Garbage Collection Algorithms – How to Prevent Full Memory Scans

algorithmsgarbage-collection

Some (at least Mono's and .NET's) garbage collectors have a short term memory area which they scan often, and a secondary memory area which they scan less often. Mono calls this a nursery.

To find out which objects can be disposed of, they scan all objects starting from roots, the stack and the registers and dispose all objects that aren't being referenced anymore.

My question is how they prevent all in use memory from being scanned on every collect? In principle, the only way to find out what objects aren't in use anymore is to scan all objects and all their references. However, this would prevent the OS from swapping out memory even though it isn't in use by the application and feels like a huge amount of work that needs to be done, also for "Nursery Collection". It doesn't feel like they're winning much by using a nursery.

Am I missing something or is the garbage collector actually scanning every object and every reference every time it does a collection?

Best Answer

The fundamental observations which allow generational garbage-collection to avoid having to scan all older-generation objects are:

  1. After a collection, all objects that still exist will be of some minimum generation (e.g. in .net, after a Gen0 collection, all objects are Gen1 or Gen2; after a Gen1 or Gen2 collection, all objects are Gen2).
  2. An object, or portion thereof, which has not been written since a collection that promoted everything to generation N or higher cannot contain any references to objects of lower generations.
  3. If an object has reached a certain generation, it need not be identified as reachable to ensure its retention when collecting lower generations.

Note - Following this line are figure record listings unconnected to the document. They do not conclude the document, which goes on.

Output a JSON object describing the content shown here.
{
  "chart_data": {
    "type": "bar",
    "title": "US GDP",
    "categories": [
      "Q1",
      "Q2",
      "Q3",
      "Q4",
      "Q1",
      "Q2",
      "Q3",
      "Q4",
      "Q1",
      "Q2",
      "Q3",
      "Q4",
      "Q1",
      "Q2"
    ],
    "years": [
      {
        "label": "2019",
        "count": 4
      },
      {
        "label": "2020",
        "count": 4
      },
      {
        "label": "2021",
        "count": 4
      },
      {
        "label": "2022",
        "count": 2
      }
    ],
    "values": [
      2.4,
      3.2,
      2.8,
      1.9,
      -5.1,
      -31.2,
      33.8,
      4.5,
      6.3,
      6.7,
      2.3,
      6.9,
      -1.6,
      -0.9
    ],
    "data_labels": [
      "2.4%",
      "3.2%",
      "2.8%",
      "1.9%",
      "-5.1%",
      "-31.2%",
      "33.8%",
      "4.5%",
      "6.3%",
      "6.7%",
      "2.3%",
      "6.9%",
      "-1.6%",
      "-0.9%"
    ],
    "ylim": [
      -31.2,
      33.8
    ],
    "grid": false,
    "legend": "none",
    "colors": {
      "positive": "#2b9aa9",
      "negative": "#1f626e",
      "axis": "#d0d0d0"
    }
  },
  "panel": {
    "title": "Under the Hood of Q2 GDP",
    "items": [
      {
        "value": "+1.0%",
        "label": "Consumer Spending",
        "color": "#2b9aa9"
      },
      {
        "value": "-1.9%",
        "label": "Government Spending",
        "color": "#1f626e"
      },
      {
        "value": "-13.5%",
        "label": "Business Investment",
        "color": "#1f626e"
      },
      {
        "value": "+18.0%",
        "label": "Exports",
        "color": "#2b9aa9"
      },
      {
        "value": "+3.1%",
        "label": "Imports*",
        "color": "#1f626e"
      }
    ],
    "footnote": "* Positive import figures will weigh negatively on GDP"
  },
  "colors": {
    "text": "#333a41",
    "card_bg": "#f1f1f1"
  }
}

In many GC frameworks, it's possible for the garbage collector to flag objects or portions thereof in such a way that the first attempt to write to them will trigger special code to record the fact that they have been modified. An object or portion thereof which has been modified, regardless of its generation, must be scanned in the next collection, since it may contain references to newer objects. On the other hand, it's very common for there to be a lot of older objects that do not get modified between collections. The fact that lower-generation scans can ignore such objects can allow such scans to complete much more quickly than they otherwise would.

Note, btw, that even if one cannot detect when objects are modified and would have to scan everything on each GC pass, generational garbage collection could still improve the "sweep" stage performance of a compacting collector. In some embedded environments (especially those where there is little or no difference in speed between sequential and random memory accesses), moving blocks of memory around is relatively expensive compared to tagging references. Consequently, even if the "mark" phase can't be sped up using a generational collector, speeding up the "sweep" phase may be worthwhile.